Questions to ask related to validity involve whether the measure can predict future events and whether the tool correlates with other clinical measures and outcome tools.

Dr. Kurd also noted that it is important to use measures that provide a utility score—the measure of the preference of an individual, or society, for a given state of health, using the same scale for all health problems—so that the cost-effectiveness of a treatment can be calculated.

“When we talk about sensitivity and responsiveness of an outcome measure, we have to bring in the concept of floor and ceiling effects,” explained Dr. Kurd. “It is critical to choose the correct outcome measure to assess a particular disease process.

“For example,” he said, “if the scale goes from 1 to 5, and the baseline population has a mean score of 4.75, that’s probably not the right outcome measure for that patient population because there’s very little room for improvement.”

The promise of PROMIS
Darrel S. Brodke, MD,
noted that outcome measures that measure a specific domain—such as physical function or pain—across various kinds of conditions and diseases are “the future of PROMs.” One such domain-specific outcome measure is the Patient Reported Outcomes Measurement Information System (PROMIS), funded by the National Institutes of Health (NIH). He estimates that more than $150 million in funding has gone into developing PROMIS.

“PROMIS measures are divided among broad domains—physical, mental, and social health—and, within those broad domains, there are measures for specific domains. In physical health, for example, there is a measure specifically for physical functioning,” he said.

The PROMIS Physical Function measure uses a bank of 124 questions to assess a patient, comparing the patient to mean scores from the U.S. patient population.

Physical functioning is scored as a T-score, normalized to the general population, from 1 to 100, with someone who is bedridden scoring a 1, and someone such as a decathlete scoring 100. The mean physical function of someone in our population would be indicated by a score of 50.

“Even better is use of Computerized Adaptive Testing (CAT),” said Dr.
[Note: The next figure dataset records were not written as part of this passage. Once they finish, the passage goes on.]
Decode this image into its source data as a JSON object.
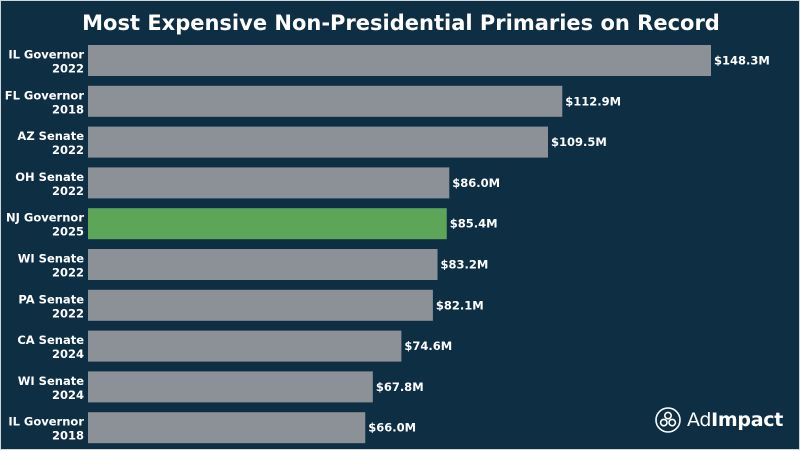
{
  "brand": {
    "name_part1": "Ad",
    "name_part2": "Impact"
  },
  "colors": {
    "background": "#0e2e44",
    "bar_default": "#8b9196",
    "bar_highlight": "#5ea657",
    "text": "#ffffff"
  },
  "chart_data": {
    "type": "bar",
    "orientation": "horizontal",
    "title": "Most Expensive Non-Presidential Primaries on Record",
    "xlabel": "",
    "ylabel": "",
    "unit": "$M",
    "grid": false,
    "legend": "none",
    "highlight_index": 4,
    "categories": [
      [
        "IL Governor",
        "2022"
      ],
      [
        "FL Governor",
        "2018"
      ],
      [
        "AZ Senate",
        "2022"
      ],
      [
        "OH Senate",
        "2022"
      ],
      [
        "NJ Governor",
        "2025"
      ],
      [
        "WI Senate",
        "2022"
      ],
      [
        "PA Senate",
        "2022"
      ],
      [
        "CA Senate",
        "2024"
      ],
      [
        "WI Senate",
        "2024"
      ],
      [
        "IL Governor",
        "2018"
      ]
    ],
    "values": [
      148.3,
      112.9,
      109.5,
      86.0,
      85.4,
      83.2,
      82.1,
      74.6,
      67.8,
      66.0
    ],
    "value_labels": [
      "$148.3M",
      "$112.9M",
      "$109.5M",
      "$86.0M",
      "$85.4M",
      "$83.2M",
      "$82.1M",
      "$74.6M",
      "$67.8M",
      "$66.0M"
    ]
  }
}
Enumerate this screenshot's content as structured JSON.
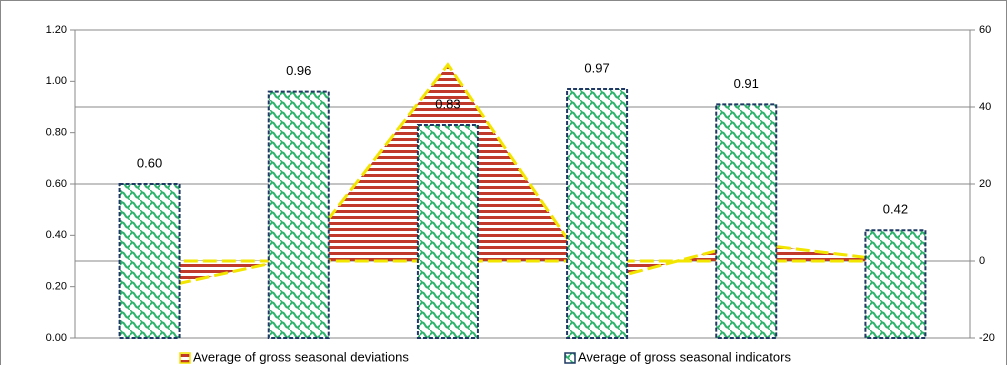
{
  "chart_data": {
    "type": "bar",
    "categories": [
      null,
      null,
      null,
      null,
      null,
      null
    ],
    "series": [
      {
        "name": "Average of gross seasonal deviations",
        "type": "area",
        "axis": "y2",
        "color": "#c0392b",
        "edge_color": "#f2e600",
        "values": [
          -7.5,
          1,
          51,
          -5.5,
          4.7,
          0
        ]
      },
      {
        "name": "Average of gross seasonal indicators",
        "type": "bar",
        "color": "#2db36b",
        "edge_color": "#1f3864",
        "values": [
          0.6,
          0.96,
          0.83,
          0.97,
          0.91,
          0.42
        ],
        "value_labels": [
          "0.60",
          "0.96",
          "0.83",
          "0.97",
          "0.91",
          "0.42"
        ]
      }
    ],
    "ylim": [
      0,
      1.2
    ],
    "yticks": [
      {
        "value": 0,
        "label": "0.00"
      },
      {
        "value": 0.2,
        "label": "0.20"
      },
      {
        "value": 0.4,
        "label": "0.40"
      },
      {
        "value": 0.6,
        "label": "0.60"
      },
      {
        "value": 0.8,
        "label": "0.80"
      },
      {
        "value": 1,
        "label": "1.00"
      },
      {
        "value": 1.2,
        "label": "1.20"
      }
    ],
    "y2lim": [
      -20,
      60
    ],
    "y2ticks": [
      -20,
      0,
      20,
      40,
      60
    ],
    "grid": true,
    "legend": "bottom"
  }
}
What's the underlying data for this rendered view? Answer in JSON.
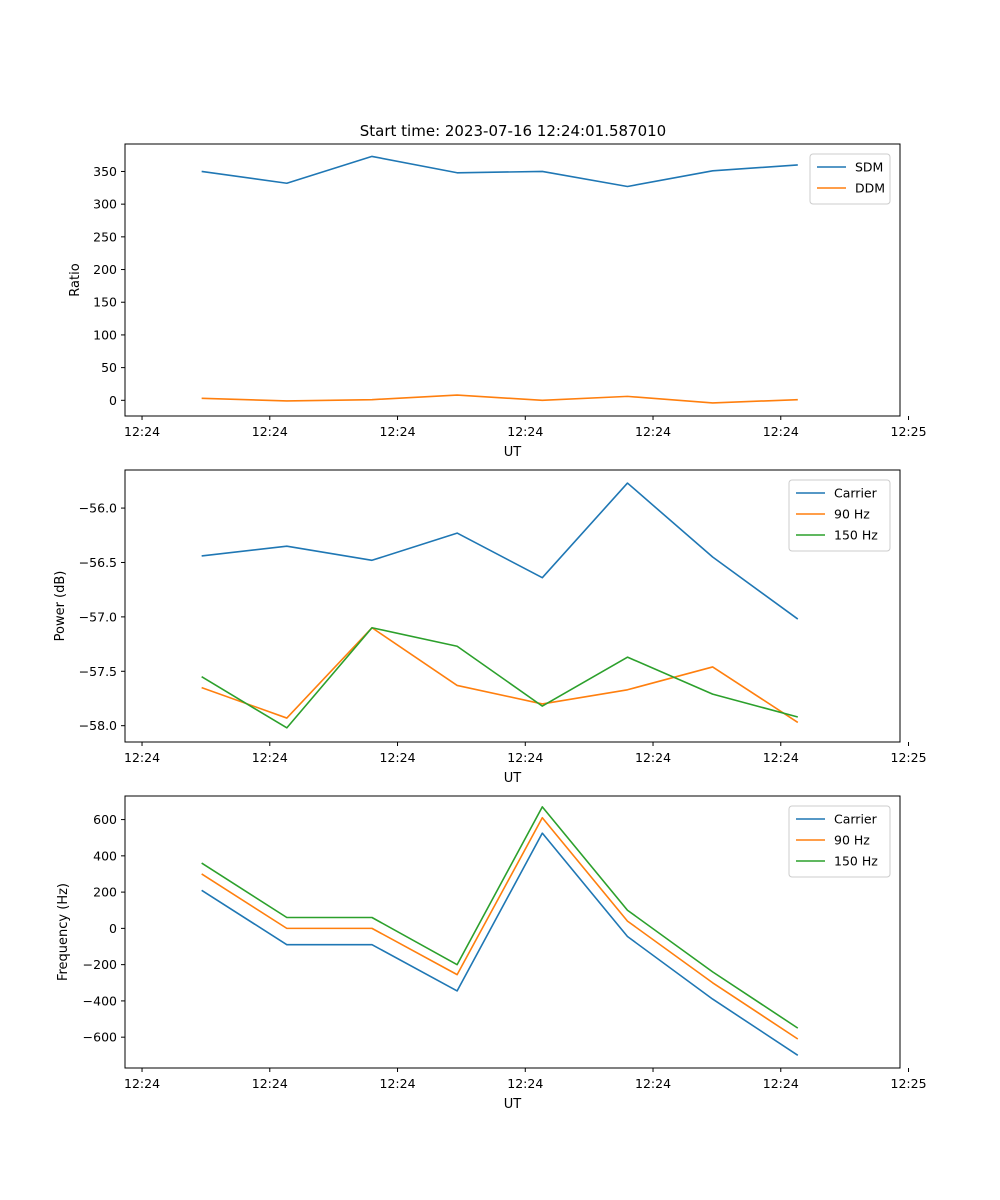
{
  "figure_title": "Start time: 2023-07-16 12:24:01.587010",
  "chart_data": [
    {
      "type": "line",
      "title": "Start time: 2023-07-16 12:24:01.587010",
      "xlabel": "UT",
      "ylabel": "Ratio",
      "xlim": [
        0,
        9.1
      ],
      "xticks": [
        0.2,
        1.7,
        3.2,
        4.7,
        6.2,
        7.7,
        9.2
      ],
      "xtick_labels": [
        "12:24",
        "12:24",
        "12:24",
        "12:24",
        "12:24",
        "12:24",
        "12:25"
      ],
      "ylim": [
        -24,
        392
      ],
      "yticks": [
        0,
        50,
        100,
        150,
        200,
        250,
        300,
        350
      ],
      "ytick_labels": [
        "0",
        "50",
        "100",
        "150",
        "200",
        "250",
        "300",
        "350"
      ],
      "x": [
        0.9,
        1.9,
        2.9,
        3.9,
        4.9,
        5.9,
        6.9,
        7.9
      ],
      "series": [
        {
          "name": "SDM",
          "color": "#1f77b4",
          "values": [
            350,
            332,
            373,
            348,
            350,
            327,
            351,
            360
          ]
        },
        {
          "name": "DDM",
          "color": "#ff7f0e",
          "values": [
            3,
            -1,
            1,
            8,
            0,
            6,
            -4,
            1
          ]
        }
      ],
      "legend": "top-right"
    },
    {
      "type": "line",
      "title": "",
      "xlabel": "UT",
      "ylabel": "Power (dB)",
      "xlim": [
        0,
        9.1
      ],
      "xticks": [
        0.2,
        1.7,
        3.2,
        4.7,
        6.2,
        7.7,
        9.2
      ],
      "xtick_labels": [
        "12:24",
        "12:24",
        "12:24",
        "12:24",
        "12:24",
        "12:24",
        "12:25"
      ],
      "ylim": [
        -58.15,
        -55.65
      ],
      "yticks": [
        -58.0,
        -57.5,
        -57.0,
        -56.5,
        -56.0
      ],
      "ytick_labels": [
        "−58.0",
        "−57.5",
        "−57.0",
        "−56.5",
        "−56.0"
      ],
      "x": [
        0.9,
        1.9,
        2.9,
        3.9,
        4.9,
        5.9,
        6.9,
        7.9
      ],
      "series": [
        {
          "name": "Carrier",
          "color": "#1f77b4",
          "values": [
            -56.44,
            -56.35,
            -56.48,
            -56.23,
            -56.64,
            -55.77,
            -56.45,
            -57.02
          ]
        },
        {
          "name": "90 Hz",
          "color": "#ff7f0e",
          "values": [
            -57.65,
            -57.93,
            -57.1,
            -57.63,
            -57.8,
            -57.67,
            -57.46,
            -57.97
          ]
        },
        {
          "name": "150 Hz",
          "color": "#2ca02c",
          "values": [
            -57.55,
            -58.02,
            -57.1,
            -57.27,
            -57.82,
            -57.37,
            -57.71,
            -57.92
          ]
        }
      ],
      "legend": "top-right"
    },
    {
      "type": "line",
      "title": "",
      "xlabel": "UT",
      "ylabel": "Frequency (Hz)",
      "xlim": [
        0,
        9.1
      ],
      "xticks": [
        0.2,
        1.7,
        3.2,
        4.7,
        6.2,
        7.7,
        9.2
      ],
      "xtick_labels": [
        "12:24",
        "12:24",
        "12:24",
        "12:24",
        "12:24",
        "12:24",
        "12:25"
      ],
      "ylim": [
        -770,
        730
      ],
      "yticks": [
        -600,
        -400,
        -200,
        0,
        200,
        400,
        600
      ],
      "ytick_labels": [
        "−600",
        "−400",
        "−200",
        "0",
        "200",
        "400",
        "600"
      ],
      "x": [
        0.9,
        1.9,
        2.9,
        3.9,
        4.9,
        5.9,
        6.9,
        7.9
      ],
      "series": [
        {
          "name": "Carrier",
          "color": "#1f77b4",
          "values": [
            210,
            -90,
            -90,
            -345,
            525,
            -45,
            -390,
            -700
          ]
        },
        {
          "name": "90 Hz",
          "color": "#ff7f0e",
          "values": [
            300,
            0,
            0,
            -255,
            610,
            40,
            -300,
            -610
          ]
        },
        {
          "name": "150 Hz",
          "color": "#2ca02c",
          "values": [
            360,
            60,
            60,
            -200,
            670,
            100,
            -240,
            -550
          ]
        }
      ],
      "legend": "top-right"
    }
  ]
}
Brodke, which provides “the accuracy of the whole bank but only requires a few questions to be answered. PROMIS Physical Function Computer Adaptive Test (PF CAT) is the preferred method of delivery.”

When a patient takes the CAT questionnaire, stated Dr. Brodke, “he or she answers the first question and is asked a second question based on the answer to the first question, and then a third question appears that is based on the first two answers, and so on,” he explained. “The computer uses an algorithm that provides a result that is nearly as accurate as if the patient had answered all 124 questions. The algorithm limits the questions to only those that are relevant to the patient, so it only takes a minute to complete the questionnaire.”

According to Dr. Brodke, PROMIS PF CAT will likely be one of several outcome measures used increasingly in spine care to measure outcomes, given its many benefits, including ease of collecting, storing, and using data.

“PROMIS is the 21st century way to obtain patient-reported outcome data, as the focus in medicine continues to shift from volume to value,” he added.

The presenters’ disclosure information, including potential conflicts of interest, can be viewed at www.aaos.org/disclosure

Jennie McKee is a senior science writer for AAOS Now. She can be reached at mckee@aaos.org

Bottom Line

  • Patient-reported outcome measures (PROMs) can be used to justify orthopaedic surgery to payers to ensure continuing reimbursement for procedures focused on quality-of-life issues.
  • PROMs should cover both general health and specific conditions and should provide a utility score that enables the calculation of the cost-effectiveness of a treatment.
  • Instruments such as the PROMIS Physical Function Computer Adaptive Test (PF CAT), which uses a computer algorithm to limit questions to only those relevant to the patient, are efficient and will likely be increasingly used in spine care to measure outcomes.